Huyse ziet daarbij minstens één zaak over het hoofd: ons land staat onder meer door de vergrijzing voor een gigantische financiële uitdaging wat de pensioenen en gezondheidskosten betreft. Zelfs als er morgen een meerderheid rond een communautair akkoord gevonden wordt, zijn we er nog lang niet. We moeten tegen 2012 zes miljard euro besparen, zoals eregouverneur Fons Verplaetse van de Nationale Bank onlangs in Knack voorrekende. Dat gaat dus niet over wat zakgeld.

Er zal niet alleen gediscussieerd moeten worden over de verhoging van de pensioenleeftijd, maar ook over de toekomst van ons federaal ambtenarenapparaat en onze sociale zekerheid. Een harde noot, want de sociaaleconomische programma’s van de twee grote verkiezingsoverwinnaars, de N-VA en PS, liggen net als hun communautaire standpunten mijlenver uit elkaar. Ondertussen hebben onze buurlanden over deze thema’s dus wel al belangrijke knopen doorgehakt.

De opeenvolgende federale regeringen hebben het voorbije decennium, ondanks alle rapporten en waarschuwingen, weinig ernstigs ondernomen om ons land voor te bereiden op de grote financieel-economische uitdagingen waar we nu voor staan. Ondanks mooie woorden over bijvoorbeeld een Zilverfonds, werd er geen spaarpotje aangelegd. Integendeel. Dat maakt het uitblijven van een daadkrachtige federale regering zo erg.
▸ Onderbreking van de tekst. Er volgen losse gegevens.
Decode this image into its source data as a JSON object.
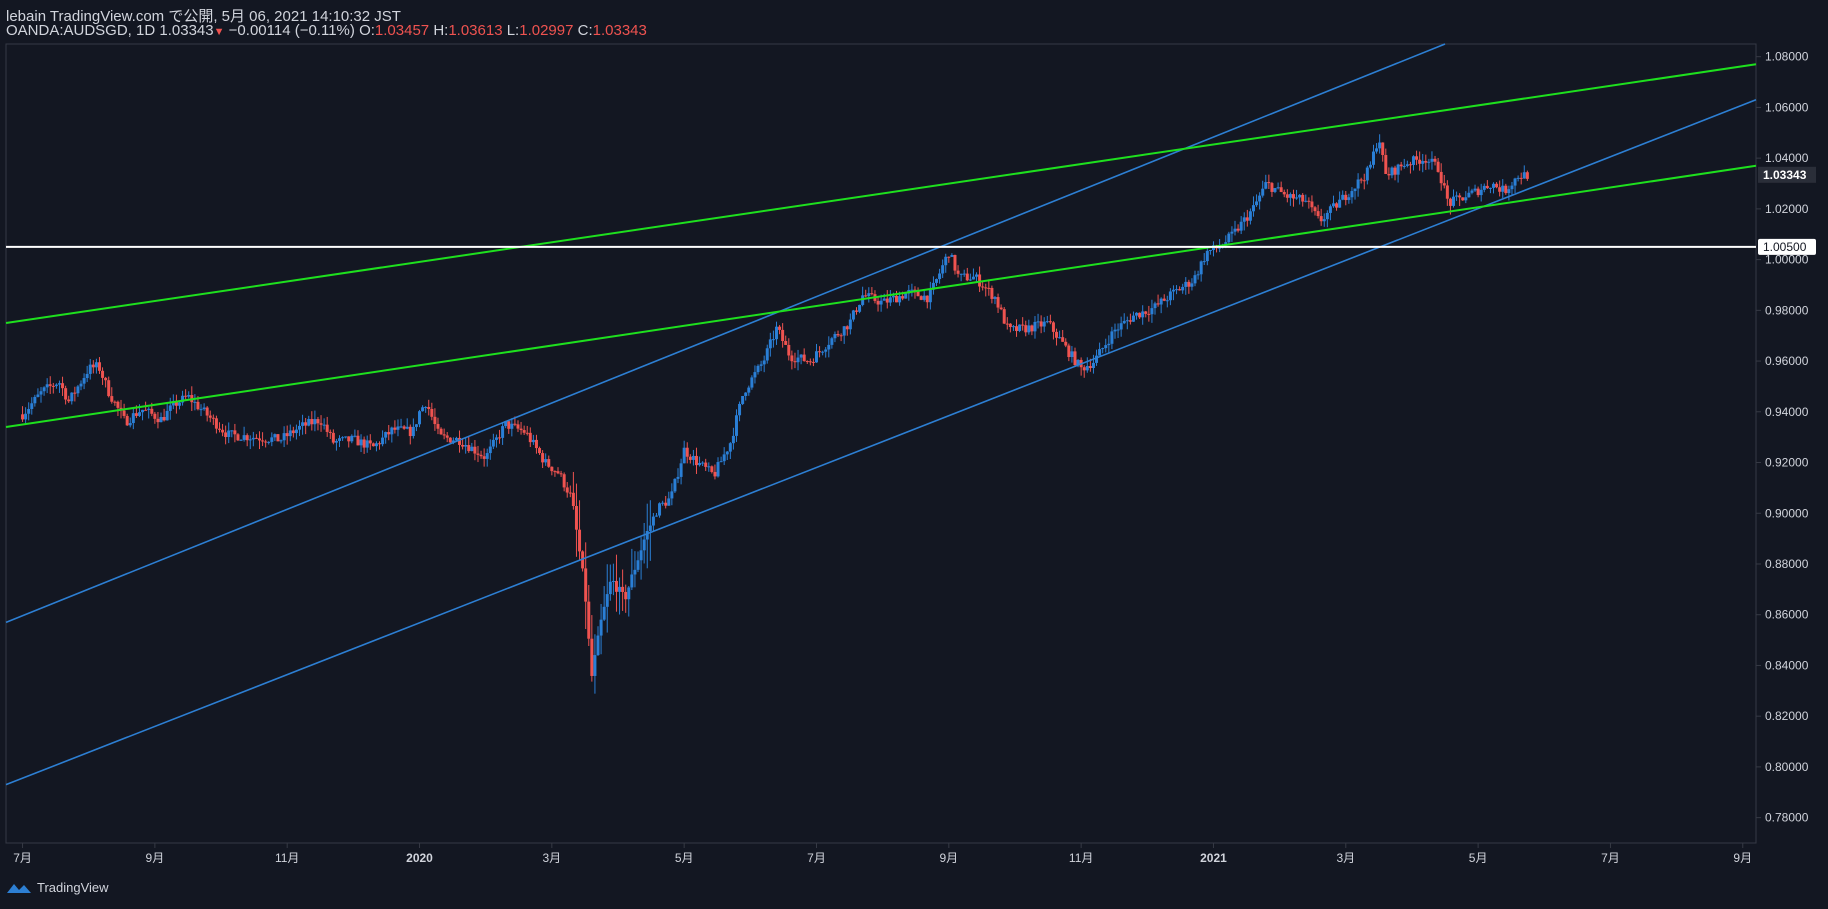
{
  "header": {
    "published_line": "lebain TradingView.com で公開, 5月 06, 2021 14:10:32 JST",
    "symbol": "OANDA:AUDSGD, 1D",
    "last": "1.03343",
    "change": "−0.00114 (−0.11%)",
    "open_label": "O:",
    "open": "1.03457",
    "high_label": "H:",
    "high": "1.03613",
    "low_label": "L:",
    "low": "1.02997",
    "close_label": "C:",
    "close": "1.03343"
  },
  "footer": {
    "brand": "TradingView"
  },
  "colors": {
    "background": "#131722",
    "up": "#2a7fd6",
    "down": "#ef5350",
    "trend_blue": "#2d7fd3",
    "trend_green": "#1ee01e",
    "hline": "#ffffff",
    "axis_text": "#d1d4dc",
    "border": "#363a45"
  },
  "chart_data": {
    "type": "candlestick",
    "symbol": "OANDA:AUDSGD",
    "timeframe": "1D",
    "ylim": [
      0.77,
      1.085
    ],
    "y_ticks": [
      "0.78000",
      "0.80000",
      "0.82000",
      "0.84000",
      "0.86000",
      "0.88000",
      "0.90000",
      "0.92000",
      "0.94000",
      "0.96000",
      "0.98000",
      "1.00000",
      "1.02000",
      "1.04000",
      "1.06000",
      "1.08000"
    ],
    "x_ticks": [
      "7月",
      "9月",
      "11月",
      "2020",
      "3月",
      "5月",
      "7月",
      "9月",
      "11月",
      "2021",
      "3月",
      "5月",
      "7月",
      "9月"
    ],
    "x_tick_index": [
      0,
      2,
      4,
      6,
      8,
      10,
      12,
      14,
      16,
      18,
      20,
      22,
      24,
      26
    ],
    "x_range_months": [
      -0.25,
      26.2
    ],
    "last_price_label": "1.03343",
    "horizontal_line": {
      "value": 1.005,
      "label": "1.00500"
    },
    "trendlines": [
      {
        "color": "blue",
        "from": [
          -0.25,
          0.857
        ],
        "to": [
          21.5,
          1.085
        ]
      },
      {
        "color": "blue",
        "from": [
          -0.25,
          0.793
        ],
        "to": [
          26.2,
          1.063
        ]
      },
      {
        "color": "green",
        "from": [
          -0.25,
          0.975
        ],
        "to": [
          26.2,
          1.077
        ]
      },
      {
        "color": "green",
        "from": [
          -0.25,
          0.934
        ],
        "to": [
          26.2,
          1.037
        ]
      }
    ],
    "price_path": [
      [
        0.0,
        0.939
      ],
      [
        0.3,
        0.948
      ],
      [
        0.55,
        0.952
      ],
      [
        0.7,
        0.944
      ],
      [
        1.0,
        0.957
      ],
      [
        1.15,
        0.958
      ],
      [
        1.3,
        0.948
      ],
      [
        1.55,
        0.936
      ],
      [
        1.8,
        0.941
      ],
      [
        2.1,
        0.937
      ],
      [
        2.3,
        0.943
      ],
      [
        2.5,
        0.946
      ],
      [
        2.7,
        0.941
      ],
      [
        3.1,
        0.931
      ],
      [
        3.5,
        0.93
      ],
      [
        3.9,
        0.929
      ],
      [
        4.2,
        0.934
      ],
      [
        4.5,
        0.937
      ],
      [
        4.7,
        0.928
      ],
      [
        5.0,
        0.929
      ],
      [
        5.3,
        0.926
      ],
      [
        5.6,
        0.933
      ],
      [
        5.9,
        0.932
      ],
      [
        6.0,
        0.94
      ],
      [
        6.1,
        0.944
      ],
      [
        6.3,
        0.93
      ],
      [
        6.6,
        0.929
      ],
      [
        7.0,
        0.922
      ],
      [
        7.3,
        0.935
      ],
      [
        7.6,
        0.932
      ],
      [
        7.9,
        0.92
      ],
      [
        8.1,
        0.916
      ],
      [
        8.3,
        0.906
      ],
      [
        8.5,
        0.87
      ],
      [
        8.6,
        0.835
      ],
      [
        8.75,
        0.858
      ],
      [
        8.9,
        0.874
      ],
      [
        9.1,
        0.866
      ],
      [
        9.25,
        0.878
      ],
      [
        9.4,
        0.89
      ],
      [
        9.6,
        0.902
      ],
      [
        9.8,
        0.906
      ],
      [
        10.0,
        0.925
      ],
      [
        10.2,
        0.92
      ],
      [
        10.45,
        0.915
      ],
      [
        10.7,
        0.928
      ],
      [
        10.9,
        0.948
      ],
      [
        11.2,
        0.96
      ],
      [
        11.4,
        0.973
      ],
      [
        11.6,
        0.962
      ],
      [
        11.9,
        0.96
      ],
      [
        12.2,
        0.968
      ],
      [
        12.5,
        0.975
      ],
      [
        12.7,
        0.986
      ],
      [
        13.0,
        0.983
      ],
      [
        13.4,
        0.987
      ],
      [
        13.7,
        0.985
      ],
      [
        14.0,
        1.003
      ],
      [
        14.15,
        0.993
      ],
      [
        14.4,
        0.993
      ],
      [
        14.7,
        0.985
      ],
      [
        14.9,
        0.972
      ],
      [
        15.2,
        0.973
      ],
      [
        15.5,
        0.975
      ],
      [
        15.8,
        0.964
      ],
      [
        16.0,
        0.957
      ],
      [
        16.2,
        0.96
      ],
      [
        16.5,
        0.972
      ],
      [
        16.8,
        0.978
      ],
      [
        17.1,
        0.981
      ],
      [
        17.4,
        0.987
      ],
      [
        17.7,
        0.992
      ],
      [
        17.9,
        1.003
      ],
      [
        18.1,
        1.005
      ],
      [
        18.3,
        1.01
      ],
      [
        18.6,
        1.02
      ],
      [
        18.8,
        1.03
      ],
      [
        19.1,
        1.025
      ],
      [
        19.4,
        1.023
      ],
      [
        19.6,
        1.015
      ],
      [
        19.8,
        1.02
      ],
      [
        20.1,
        1.028
      ],
      [
        20.35,
        1.035
      ],
      [
        20.5,
        1.049
      ],
      [
        20.6,
        1.033
      ],
      [
        20.9,
        1.038
      ],
      [
        21.2,
        1.04
      ],
      [
        21.4,
        1.036
      ],
      [
        21.55,
        1.022
      ],
      [
        21.9,
        1.026
      ],
      [
        22.2,
        1.03
      ],
      [
        22.4,
        1.027
      ],
      [
        22.6,
        1.033
      ],
      [
        22.75,
        1.0334
      ]
    ]
  }
}
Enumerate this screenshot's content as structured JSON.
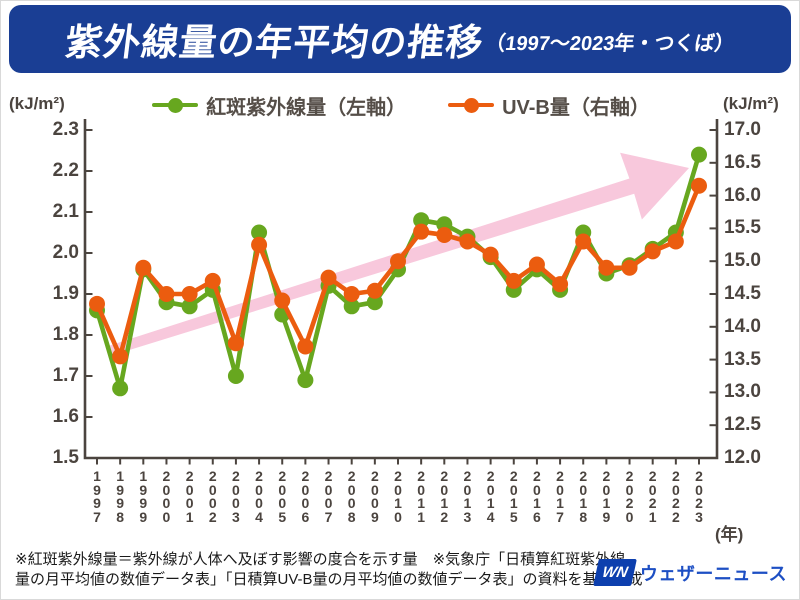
{
  "header": {
    "title": "紫外線量の年平均の推移",
    "subtitle": "（1997～2023年・つくば）",
    "banner_color": "#1a3e94"
  },
  "legend": {
    "items": [
      {
        "label": "紅斑紫外線量（左軸）",
        "color": "#67a71f"
      },
      {
        "label": "UV-B量（右軸）",
        "color": "#eb5c0f"
      }
    ]
  },
  "chart_data": {
    "type": "line",
    "title": "紫外線量の年平均の推移（1997～2023年・つくば）",
    "categories": [
      1997,
      1998,
      1999,
      2000,
      2001,
      2002,
      2003,
      2004,
      2005,
      2006,
      2007,
      2008,
      2009,
      2010,
      2011,
      2012,
      2013,
      2014,
      2015,
      2016,
      2017,
      2018,
      2019,
      2020,
      2021,
      2022,
      2023
    ],
    "series": [
      {
        "name": "紅斑紫外線量（左軸）",
        "axis": "left",
        "color": "#67a71f",
        "values": [
          1.86,
          1.67,
          1.96,
          1.88,
          1.87,
          1.91,
          1.7,
          2.05,
          1.85,
          1.69,
          1.92,
          1.87,
          1.88,
          1.96,
          2.08,
          2.07,
          2.04,
          1.99,
          1.91,
          1.96,
          1.91,
          2.05,
          1.95,
          1.97,
          2.01,
          2.05,
          2.24
        ]
      },
      {
        "name": "UV-B量（右軸）",
        "axis": "right",
        "color": "#eb5c0f",
        "values": [
          14.35,
          13.55,
          14.9,
          14.5,
          14.5,
          14.7,
          13.75,
          15.25,
          14.4,
          13.7,
          14.75,
          14.5,
          14.55,
          15.0,
          15.45,
          15.4,
          15.3,
          15.1,
          14.7,
          14.95,
          14.65,
          15.3,
          14.9,
          14.9,
          15.15,
          15.3,
          16.15
        ]
      }
    ],
    "left_axis": {
      "unit": "(kJ/m²)",
      "min": 1.5,
      "max": 2.3,
      "step": 0.1
    },
    "right_axis": {
      "unit": "(kJ/m²)",
      "min": 12.0,
      "max": 17.0,
      "step": 0.5
    },
    "x_axis_unit": "(年)",
    "legend_position": "top",
    "grid": false,
    "axis_color": "#4b443f",
    "annotations": [
      {
        "type": "trend-arrow",
        "direction": "up-right",
        "color": "#f8c8dc"
      }
    ]
  },
  "footer": {
    "note_lines": [
      "※紅斑紫外線量＝紫外線が人体へ及ぼす影響の度合を示す量　※気象庁「日積算紅斑紫外線",
      "量の月平均値の数値データ表」「日積算UV-B量の月平均値の数値データ表」の資料を基に作成"
    ],
    "brand": "ウェザーニュース",
    "logo_mark": "WN"
  }
}
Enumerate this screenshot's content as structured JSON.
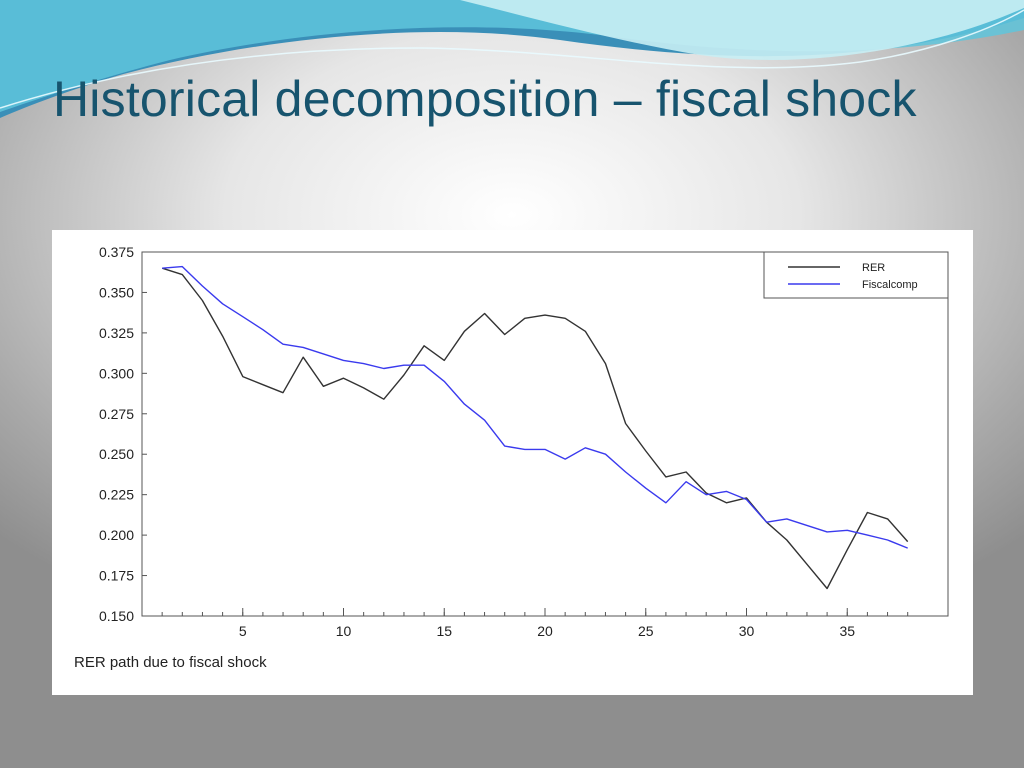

Het is dan ook werkelijk niet overdreven om te zeggen dat de huidige toestand dramatisch is. Een vliegtuig waarvan drie van de vier motoren werken, blijft misschien nog in de lucht. Maar wat als de vleugels dreigen af te breken omdat het vliegtuig jarenlang niet goed onderhouden is en de herstellingen met spuug en plakband zijn uitgevoerd?